Во имя Науки! Убийства, пытки, шпионаж и многое другое - стр. 37
В июле 1786 года, за несколько месяцев до того, как поселенцы планировали отправиться в Африку, Смитмен слег с очередным приступом малярии. Страны Южной Америки в то время все еще скрывали хинин, и буквально через три дня – прежде чем кто-либо успел достать лекарство – он скончался. Четыре сотни колонистов все-таки отправились в путь, но прибыли они в середине сезона дождей, а оставшись без контактов и опыта Смитмена, оказались вынуждены просить пропитание, чтобы выжить. В течение трех месяцев треть из них умерли. Потом местный вождь выгнал оставшихся колонистов и распорядился сжечь все их хижины. Великая мечта Генри Смитмена об искуплении рассеялась как дым.
Несмотря на скоропостижную смерть, Смитмену удалось продвинуть дело аболиционизма вполне реальным, хотя и косвенным образом. В начале 1786 года он написал трактат, в котором изложил свое видение колонии в Сьерра-Леоне. Его прочитали двое шведских ученых – горный инженер Карл Вадстрем и ботаник Андерс Спаррман – и вдохновились настолько, что в конце 1787 года решили отправиться в Африку. У них были смутные планы побывать в глубине континента, но в итоге они застряли во французском рабовладельческом порту в Сенегале. Их крайне возмутило то, чему они стали свидетелями в ближайшие три месяца, но, в отличие от Смитмена, они пробыли там не так долго, чтобы гнев и возмущение сгладились.
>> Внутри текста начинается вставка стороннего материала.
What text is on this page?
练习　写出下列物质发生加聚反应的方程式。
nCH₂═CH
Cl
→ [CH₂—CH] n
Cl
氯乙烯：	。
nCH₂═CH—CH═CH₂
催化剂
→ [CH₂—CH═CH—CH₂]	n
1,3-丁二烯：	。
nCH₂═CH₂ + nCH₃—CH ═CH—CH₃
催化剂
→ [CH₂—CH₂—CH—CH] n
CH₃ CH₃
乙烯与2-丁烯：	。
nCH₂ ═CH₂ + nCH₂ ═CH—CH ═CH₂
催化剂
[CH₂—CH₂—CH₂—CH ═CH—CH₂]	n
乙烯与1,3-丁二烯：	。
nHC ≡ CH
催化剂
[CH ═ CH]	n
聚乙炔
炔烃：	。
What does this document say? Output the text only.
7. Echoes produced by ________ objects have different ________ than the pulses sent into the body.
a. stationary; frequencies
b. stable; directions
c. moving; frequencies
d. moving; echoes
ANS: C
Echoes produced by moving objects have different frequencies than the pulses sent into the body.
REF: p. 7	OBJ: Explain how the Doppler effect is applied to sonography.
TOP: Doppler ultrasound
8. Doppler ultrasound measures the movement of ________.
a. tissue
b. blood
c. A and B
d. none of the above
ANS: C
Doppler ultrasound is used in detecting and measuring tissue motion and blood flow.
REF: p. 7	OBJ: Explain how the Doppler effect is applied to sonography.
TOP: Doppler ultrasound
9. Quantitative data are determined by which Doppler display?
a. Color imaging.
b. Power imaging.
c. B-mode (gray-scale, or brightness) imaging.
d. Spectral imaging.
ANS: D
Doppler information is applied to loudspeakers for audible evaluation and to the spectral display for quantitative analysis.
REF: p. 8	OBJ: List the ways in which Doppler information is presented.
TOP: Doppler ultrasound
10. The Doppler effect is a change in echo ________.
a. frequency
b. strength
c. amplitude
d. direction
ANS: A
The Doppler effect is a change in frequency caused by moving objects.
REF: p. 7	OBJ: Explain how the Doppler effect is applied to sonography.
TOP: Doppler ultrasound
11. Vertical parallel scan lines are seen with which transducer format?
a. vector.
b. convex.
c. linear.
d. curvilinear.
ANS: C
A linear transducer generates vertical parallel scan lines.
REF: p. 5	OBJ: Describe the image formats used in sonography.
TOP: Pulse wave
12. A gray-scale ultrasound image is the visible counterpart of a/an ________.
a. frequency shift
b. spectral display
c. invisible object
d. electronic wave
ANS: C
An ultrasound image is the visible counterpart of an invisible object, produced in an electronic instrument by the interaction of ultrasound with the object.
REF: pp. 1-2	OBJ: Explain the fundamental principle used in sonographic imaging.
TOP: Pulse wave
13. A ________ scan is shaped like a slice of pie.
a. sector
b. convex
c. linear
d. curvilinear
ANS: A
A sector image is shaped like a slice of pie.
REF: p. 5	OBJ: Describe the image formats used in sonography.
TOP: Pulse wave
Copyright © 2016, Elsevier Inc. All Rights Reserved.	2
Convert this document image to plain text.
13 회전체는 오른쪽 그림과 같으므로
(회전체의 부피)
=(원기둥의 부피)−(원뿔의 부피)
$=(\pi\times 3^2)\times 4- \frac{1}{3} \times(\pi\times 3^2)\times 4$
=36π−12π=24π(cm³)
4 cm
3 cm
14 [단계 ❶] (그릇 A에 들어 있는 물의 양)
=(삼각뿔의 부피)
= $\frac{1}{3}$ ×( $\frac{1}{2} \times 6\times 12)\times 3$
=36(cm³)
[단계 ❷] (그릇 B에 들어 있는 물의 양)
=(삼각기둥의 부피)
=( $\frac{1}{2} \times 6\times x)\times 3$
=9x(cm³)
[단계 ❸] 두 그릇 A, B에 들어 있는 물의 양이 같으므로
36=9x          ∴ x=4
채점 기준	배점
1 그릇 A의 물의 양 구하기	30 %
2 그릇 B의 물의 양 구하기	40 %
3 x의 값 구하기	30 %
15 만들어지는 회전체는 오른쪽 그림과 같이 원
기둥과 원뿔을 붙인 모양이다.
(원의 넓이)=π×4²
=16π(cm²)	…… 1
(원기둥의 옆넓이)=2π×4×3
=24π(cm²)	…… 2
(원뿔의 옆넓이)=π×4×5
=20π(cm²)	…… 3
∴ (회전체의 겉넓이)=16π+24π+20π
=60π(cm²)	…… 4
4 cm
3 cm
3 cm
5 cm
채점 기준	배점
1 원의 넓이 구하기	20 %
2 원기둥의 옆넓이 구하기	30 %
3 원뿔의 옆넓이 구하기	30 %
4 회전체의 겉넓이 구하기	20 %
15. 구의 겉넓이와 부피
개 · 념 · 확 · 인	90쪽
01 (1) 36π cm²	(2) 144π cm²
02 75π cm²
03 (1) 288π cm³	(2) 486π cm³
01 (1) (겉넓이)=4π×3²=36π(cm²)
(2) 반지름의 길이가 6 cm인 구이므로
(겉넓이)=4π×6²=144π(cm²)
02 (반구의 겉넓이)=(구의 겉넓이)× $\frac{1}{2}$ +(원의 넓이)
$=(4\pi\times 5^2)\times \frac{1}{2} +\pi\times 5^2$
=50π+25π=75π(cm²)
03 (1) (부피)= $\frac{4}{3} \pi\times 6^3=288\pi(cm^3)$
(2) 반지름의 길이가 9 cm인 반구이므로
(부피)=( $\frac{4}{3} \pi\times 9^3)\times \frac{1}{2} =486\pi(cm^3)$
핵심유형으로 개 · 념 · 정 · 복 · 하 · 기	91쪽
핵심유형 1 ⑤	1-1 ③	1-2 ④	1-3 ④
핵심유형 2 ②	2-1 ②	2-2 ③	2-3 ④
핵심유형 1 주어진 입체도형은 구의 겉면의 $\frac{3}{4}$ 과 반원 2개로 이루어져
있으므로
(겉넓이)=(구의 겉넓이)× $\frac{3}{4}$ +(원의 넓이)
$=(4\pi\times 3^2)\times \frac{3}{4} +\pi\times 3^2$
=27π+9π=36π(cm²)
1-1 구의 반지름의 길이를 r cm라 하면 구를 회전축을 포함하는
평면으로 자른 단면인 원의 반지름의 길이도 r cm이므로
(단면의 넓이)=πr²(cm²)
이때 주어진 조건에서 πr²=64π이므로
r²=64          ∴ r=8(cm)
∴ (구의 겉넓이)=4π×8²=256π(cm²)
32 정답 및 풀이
Вместо этого они поспешили в Лондон и начали потчевать публику рассказами о «рабских темницах» и людях, «лежащих скованными цепями в собственной крови». Они также поведали о дьявольской схеме, которую придумали французы, чтобы скупать рабов по дешевке. Вместо того чтобы устраивать рейды и рисковать своей головой, французы продавали оружие двум враждующим племенам и провоцировали войну между ними. Кто-то неизбежно одерживал победу и брал в плен своих врагов. После чего появлялись французы и предлагали купить пленников. Вадстрем описал итог одной из таких войн, когда победившее племя с песнями, плясками и музыкальным сопровождением направлялось в порт с будущими рабами: «Я никогда не видел столь инфернальной сцены и был просто поражен пронзительными воплями ужаса одних и радостными криками других, выступавших в сопровождении шумовых инструментов». Возможно, самым возмутительным было то, что французы, скупавшие рабов, практически хвастались перед Вадстремом и Спаррманом своей сообразительностью. Шведам даже не пришлось глубоко копать, чтобы вскрыть подобные махинации.
В Лондоне шведы выступили в Палате представителей и в Торговой палате. Их показания стали сенсацией – благодаря тому, о чем они рассказали, и тому, кем они были. Это были 1780-е годы, расцвет Просвещения, и ученые в те времена считались безупречными, абсолютно непогрешимыми свидетелями по серьезным вопросам, возникающим перед обществом (да, было время…). В результате многие, кто раньше имел какие-то сомнения в осуждении рабства, внезапно встали на сторону аболиционистов. Потому что если уж ученые говорят, что торговля людьми – это зло, то кто они такие, чтобы с ними спорить?